Barcode Phylogenetics


✨ NOTE: Pipeline is under active development ✍️


This script is required when an expected species ID does not match the result species/genus ID from a sequence similarity search against the BOLD database. It requires a merged barcode sequence as input, along with an expected species ID (EXID) and a result species/genus ID (REXID). Using the BOLD API it pulls down barcode data for EXID and REXID, creates a multiple sequence alignment, and uses maximum likelihood estimation to construct a phylogenetic tree. The output is a pdf image of the tree, where the identification of the barcode query can be confidently assigned in a phylogenetic context.

Requirements

  • python3
  • Mafft - install
  • IQTree - install
  • R v3 - install
  • Toytree - install
  • Python modules; pandas, os, glob, argparse, subprocess, ete3, Bio, joblib.
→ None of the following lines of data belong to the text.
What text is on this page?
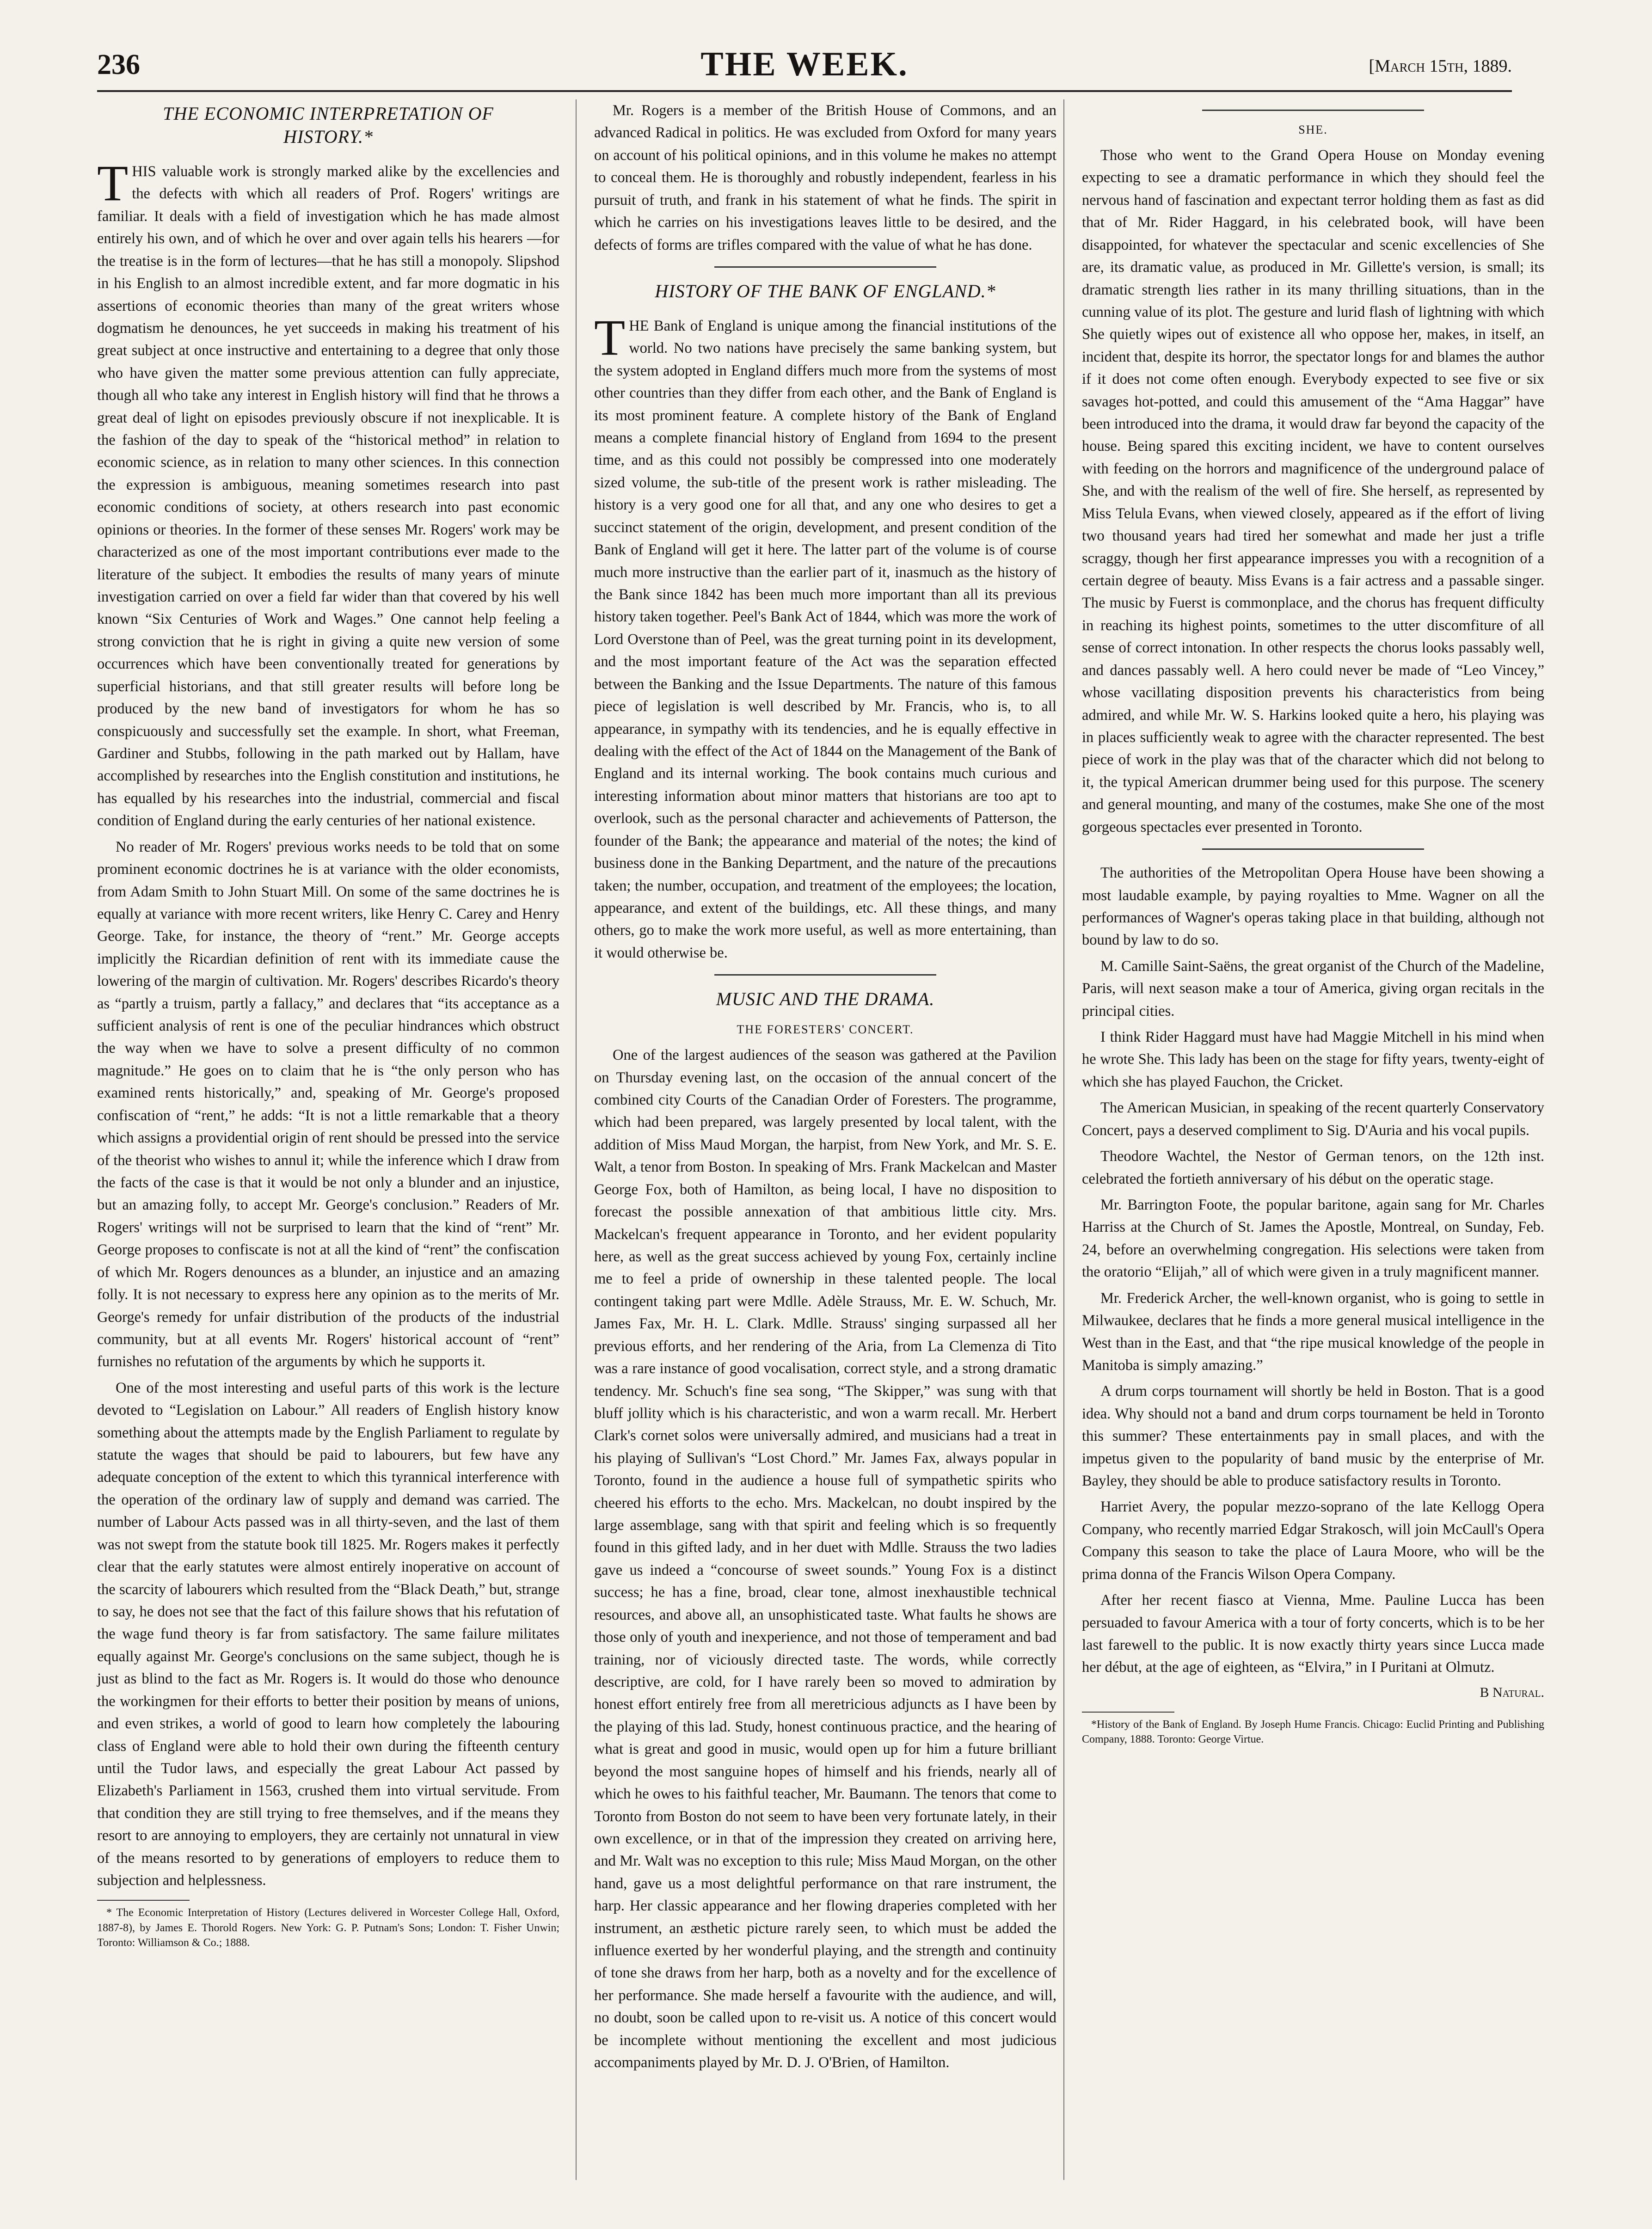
236	THE WEEK.	[March 15th, 1889.
THE ECONOMIC INTERPRETATION OF HISTORY.*

THIS valuable work is strongly marked alike by the excellencies and the defects with which all readers of Prof. Rogers' writings are familiar. It deals with a field of investigation which he has made almost entirely his own, and of which he over and over again tells his hearers —for the treatise is in the form of lectures—that he has still a monopoly. Slipshod in his English to an almost incredible extent, and far more dogmatic in his assertions of economic theories than many of the great writers whose dogmatism he denounces, he yet succeeds in making his treatment of his great subject at once instructive and entertaining to a degree that only those who have given the matter some previous attention can fully appreciate, though all who take any interest in English history will find that he throws a great deal of light on episodes previously obscure if not inexplicable. It is the fashion of the day to speak of the “historical method” in relation to economic science, as in relation to many other sciences. In this connection the expression is ambiguous, meaning sometimes research into past economic conditions of society, at others research into past economic opinions or theories. In the former of these senses Mr. Rogers' work may be characterized as one of the most important contributions ever made to the literature of the subject. It embodies the results of many years of minute investigation carried on over a field far wider than that covered by his well known “Six Centuries of Work and Wages.” One cannot help feeling a strong conviction that he is right in giving a quite new version of some occurrences which have been conventionally treated for generations by superficial historians, and that still greater results will before long be produced by the new band of investigators for whom he has so conspicuously and successfully set the example. In short, what Freeman, Gardiner and Stubbs, following in the path marked out by Hallam, have accomplished by researches into the English constitution and institutions, he has equalled by his researches into the industrial, commercial and fiscal condition of England during the early centuries of her national existence.

No reader of Mr. Rogers' previous works needs to be told that on some prominent economic doctrines he is at variance with the older economists, from Adam Smith to John Stuart Mill. On some of the same doctrines he is equally at variance with more recent writers, like Henry C. Carey and Henry George. Take, for instance, the theory of “rent.” Mr. George accepts implicitly the Ricardian definition of rent with its immediate cause the lowering of the margin of cultivation. Mr. Rogers' describes Ricardo's theory as “partly a truism, partly a fallacy,” and declares that “its acceptance as a sufficient analysis of rent is one of the peculiar hindrances which obstruct the way when we have to solve a present difficulty of no common magnitude.” He goes on to claim that he is “the only person who has examined rents historically,” and, speaking of Mr. George's proposed confiscation of “rent,” he adds: “It is not a little remarkable that a theory which assigns a providential origin of rent should be pressed into the service of the theorist who wishes to annul it; while the inference which I draw from the facts of the case is that it would be not only a blunder and an injustice, but an amazing folly, to accept Mr. George's conclusion.” Readers of Mr. Rogers' writings will not be surprised to learn that the kind of “rent” Mr. George proposes to confiscate is not at all the kind of “rent” the confiscation of which Mr. Rogers denounces as a blunder, an injustice and an amazing folly. It is not necessary to express here any opinion as to the merits of Mr. George's remedy for unfair distribution of the products of the industrial community, but at all events Mr. Rogers' historical account of “rent” furnishes no refutation of the arguments by which he supports it.

One of the most interesting and useful parts of this work is the lecture devoted to “Legislation on Labour.” All readers of English history know something about the attempts made by the English Parliament to regulate by statute the wages that should be paid to labourers, but few have any adequate conception of the extent to which this tyrannical interference with the operation of the ordinary law of supply and demand was carried. The number of Labour Acts passed was in all thirty-seven, and the last of them was not swept from the statute book till 1825. Mr. Rogers makes it perfectly clear that the early statutes were almost entirely inoperative on account of the scarcity of labourers which resulted from the “Black Death,” but, strange to say, he does not see that the fact of this failure shows that his refutation of the wage fund theory is far from satisfactory. The same failure militates equally against Mr. George's conclusions on the same subject, though he is just as blind to the fact as Mr. Rogers is. It would do those who denounce the workingmen for their efforts to better their position by means of unions, and even strikes, a world of good to learn how completely the labouring class of England were able to hold their own during the fifteenth century until the Tudor laws, and especially the great Labour Act passed by Elizabeth's Parliament in 1563, crushed them into virtual servitude. From that condition they are still trying to free themselves, and if the means they resort to are annoying to employers, they are certainly not unnatural in view of the means resorted to by generations of employers to reduce them to subjection and helplessness.

* The Economic Interpretation of History (Lectures delivered in Worcester College Hall, Oxford, 1887-8), by James E. Thorold Rogers. New York: G. P. Putnam's Sons; London: T. Fisher Unwin; Toronto: Williamson & Co.; 1888.

Mr. Rogers is a member of the British House of Commons, and an advanced Radical in politics. He was excluded from Oxford for many years on account of his political opinions, and in this volume he makes no attempt to conceal them. He is thoroughly and robustly independent, fearless in his pursuit of truth, and frank in his statement of what he finds. The spirit in which he carries on his investigations leaves little to be desired, and the defects of forms are trifles compared with the value of what he has done.

HISTORY OF THE BANK OF ENGLAND.*

THE Bank of England is unique among the financial institutions of the world. No two nations have precisely the same banking system, but the system adopted in England differs much more from the systems of most other countries than they differ from each other, and the Bank of England is its most prominent feature. A complete history of the Bank of England means a complete financial history of England from 1694 to the present time, and as this could not possibly be compressed into one moderately sized volume, the sub-title of the present work is rather misleading. The history is a very good one for all that, and any one who desires to get a succinct statement of the origin, development, and present condition of the Bank of England will get it here. The latter part of the volume is of course much more instructive than the earlier part of it, inasmuch as the history of the Bank since 1842 has been much more important than all its previous history taken together. Peel's Bank Act of 1844, which was more the work of Lord Overstone than of Peel, was the great turning point in its development, and the most important feature of the Act was the separation effected between the Banking and the Issue Departments. The nature of this famous piece of legislation is well described by Mr. Francis, who is, to all appearance, in sympathy with its tendencies, and he is equally effective in dealing with the effect of the Act of 1844 on the Management of the Bank of England and its internal working. The book contains much curious and interesting information about minor matters that historians are too apt to overlook, such as the personal character and achievements of Patterson, the founder of the Bank; the appearance and material of the notes; the kind of business done in the Banking Department, and the nature of the precautions taken; the number, occupation, and treatment of the employees; the location, appearance, and extent of the buildings, etc. All these things, and many others, go to make the work more useful, as well as more entertaining, than it would otherwise be.

MUSIC AND THE DRAMA.
THE FORESTERS' CONCERT.

One of the largest audiences of the season was gathered at the Pavilion on Thursday evening last, on the occasion of the annual concert of the combined city Courts of the Canadian Order of Foresters. The programme, which had been prepared, was largely presented by local talent, with the addition of Miss Maud Morgan, the harpist, from New York, and Mr. S. E. Walt, a tenor from Boston. In speaking of Mrs. Frank Mackelcan and Master George Fox, both of Hamilton, as being local, I have no disposition to forecast the possible annexation of that ambitious little city. Mrs. Mackelcan's frequent appearance in Toronto, and her evident popularity here, as well as the great success achieved by young Fox, certainly incline me to feel a pride of ownership in these talented people. The local contingent taking part were Mdlle. Adèle Strauss, Mr. E. W. Schuch, Mr. James Fax, Mr. H. L. Clark. Mdlle. Strauss' singing surpassed all her previous efforts, and her rendering of the Aria, from La Clemenza di Tito was a rare instance of good vocalisation, correct style, and a strong dramatic tendency. Mr. Schuch's fine sea song, “The Skipper,” was sung with that bluff jollity which is his characteristic, and won a warm recall. Mr. Herbert Clark's cornet solos were universally admired, and musicians had a treat in his playing of Sullivan's “Lost Chord.” Mr. James Fax, always popular in Toronto, found in the audience a house full of sympathetic spirits who cheered his efforts to the echo. Mrs. Mackelcan, no doubt inspired by the large assemblage, sang with that spirit and feeling which is so frequently found in this gifted lady, and in her duet with Mdlle. Strauss the two ladies gave us indeed a “concourse of sweet sounds.” Young Fox is a distinct success; he has a fine, broad, clear tone, almost inexhaustible technical resources, and above all, an unsophisticated taste. What faults he shows are those only of youth and inexperience, and not those of temperament and bad training, nor of viciously directed taste. The words, while correctly descriptive, are cold, for I have rarely been so moved to admiration by honest effort entirely free from all meretricious adjuncts as I have been by the playing of this lad. Study, honest continuous practice, and the hearing of what is great and good in music, would open up for him a future brilliant beyond the most sanguine hopes of himself and his friends, nearly all of which he owes to his faithful teacher, Mr. Baumann. The tenors that come to Toronto from Boston do not seem to have been very fortunate lately, in their own excellence, or in that of the impression they created on arriving here, and Mr. Walt was no exception to this rule; Miss Maud Morgan, on the other hand, gave us a most delightful performance on that rare instrument, the harp. Her classic appearance and her flowing draperies completed with her instrument, an æsthetic picture rarely seen, to which must be added the influence exerted by her wonderful playing, and the strength and continuity of tone she draws from her harp, both as a novelty and for the excellence of her performance. She made herself a favourite with the audience, and will, no doubt, soon be called upon to re-visit us. A notice of this concert would be incomplete without mentioning the excellent and most judicious accompaniments played by Mr. D. J. O'Brien, of Hamilton.

SHE.

Those who went to the Grand Opera House on Monday evening expecting to see a dramatic performance in which they should feel the nervous hand of fascination and expectant terror holding them as fast as did that of Mr. Rider Haggard, in his celebrated book, will have been disappointed, for whatever the spectacular and scenic excellencies of She are, its dramatic value, as produced in Mr. Gillette's version, is small; its dramatic strength lies rather in its many thrilling situations, than in the cunning value of its plot. The gesture and lurid flash of lightning with which She quietly wipes out of existence all who oppose her, makes, in itself, an incident that, despite its horror, the spectator longs for and blames the author if it does not come often enough. Everybody expected to see five or six savages hot-potted, and could this amusement of the “Ama Haggar” have been introduced into the drama, it would draw far beyond the capacity of the house. Being spared this exciting incident, we have to content ourselves with feeding on the horrors and magnificence of the underground palace of She, and with the realism of the well of fire. She herself, as represented by Miss Telula Evans, when viewed closely, appeared as if the effort of living two thousand years had tired her somewhat and made her just a trifle scraggy, though her first appearance impresses you with a recognition of a certain degree of beauty. Miss Evans is a fair actress and a passable singer. The music by Fuerst is commonplace, and the chorus has frequent difficulty in reaching its highest points, sometimes to the utter discomfiture of all sense of correct intonation. In other respects the chorus looks passably well, and dances passably well. A hero could never be made of “Leo Vincey,” whose vacillating disposition prevents his characteristics from being admired, and while Mr. W. S. Harkins looked quite a hero, his playing was in places sufficiently weak to agree with the character represented. The best piece of work in the play was that of the character which did not belong to it, the typical American drummer being used for this purpose. The scenery and general mounting, and many of the costumes, make She one of the most gorgeous spectacles ever presented in Toronto.

The authorities of the Metropolitan Opera House have been showing a most laudable example, by paying royalties to Mme. Wagner on all the performances of Wagner's operas taking place in that building, although not bound by law to do so.

M. Camille Saint-Saëns, the great organist of the Church of the Madeline, Paris, will next season make a tour of America, giving organ recitals in the principal cities.

I think Rider Haggard must have had Maggie Mitchell in his mind when he wrote She. This lady has been on the stage for fifty years, twenty-eight of which she has played Fauchon, the Cricket.

The American Musician, in speaking of the recent quarterly Conservatory Concert, pays a deserved compliment to Sig. D'Auria and his vocal pupils.

Theodore Wachtel, the Nestor of German tenors, on the 12th inst. celebrated the fortieth anniversary of his début on the operatic stage.

Mr. Barrington Foote, the popular baritone, again sang for Mr. Charles Harriss at the Church of St. James the Apostle, Montreal, on Sunday, Feb. 24, before an overwhelming congregation. His selections were taken from the oratorio “Elijah,” all of which were given in a truly magnificent manner.

Mr. Frederick Archer, the well-known organist, who is going to settle in Milwaukee, declares that he finds a more general musical intelligence in the West than in the East, and that “the ripe musical knowledge of the people in Manitoba is simply amazing.”

A drum corps tournament will shortly be held in Boston. That is a good idea. Why should not a band and drum corps tournament be held in Toronto this summer? These entertainments pay in small places, and with the impetus given to the popularity of band music by the enterprise of Mr. Bayley, they should be able to produce satisfactory results in Toronto.

Harriet Avery, the popular mezzo-soprano of the late Kellogg Opera Company, who recently married Edgar Strakosch, will join McCaull's Opera Company this season to take the place of Laura Moore, who will be the prima donna of the Francis Wilson Opera Company.

After her recent fiasco at Vienna, Mme. Pauline Lucca has been persuaded to favour America with a tour of forty concerts, which is to be her last farewell to the public. It is now exactly thirty years since Lucca made her début, at the age of eighteen, as “Elvira,” in I Puritani at Olmutz.

B Natural.

*History of the Bank of England. By Joseph Hume Francis. Chicago: Euclid Printing and Publishing Company, 1888. Toronto: George Virtue.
If you get an error for any of these, install using pip before running script.
  • R libraries; ggtree v1.10 from bioconductor, getopt

Clone repository locally using git clone https://github.com/PeterMulhair/BarPhy.git

Note this script is built to run on command line on a linux system

Usage

BarPhy can be run in two ways:

  1. With an excel sheet or csv file of barcode results as input (see the excel sheet in data/)
  • python barcode_queries.py --barcode Barcoding_results.xlsx
  1. With a fasta file containing a barcode sequence named as EXID and a query species/genus to search against
  • python barcode_queries.py --query EXID.fasta REXID

The script also requires certain directories. To run the --query version, place your fasta files in a directory called queries/

Output

The output folder consists of a number of files including raw fasta, MSA, and tree output files. The tree image file, ending in .pdf, is what you want to check to see where your barcode query fits in the tree.

Examples

Using the fasta file from queries/ you can ID the barcode sequences using the --query version (the --barcode version can be run using the excel sheet in data/)

Then run the script:


$ python barcode_queries.py --query queries/Melangyna_labiatarum.fasta Melangyna_compositarum

OR to search against the REXID genus rather than species:

$ python barcode_queries.py --query queries/Melangyna_labiatarum.fasta Melangyna_

NOTE for --query version the input is required as the species bionomial name, or genus, separated by an underscore eg. Drosophila_melanogaster or Drosophila_

Output

For --query runs, the query species will be labelled with _query and coloured red in the output tree image (labelled with _DToL in --barcode version).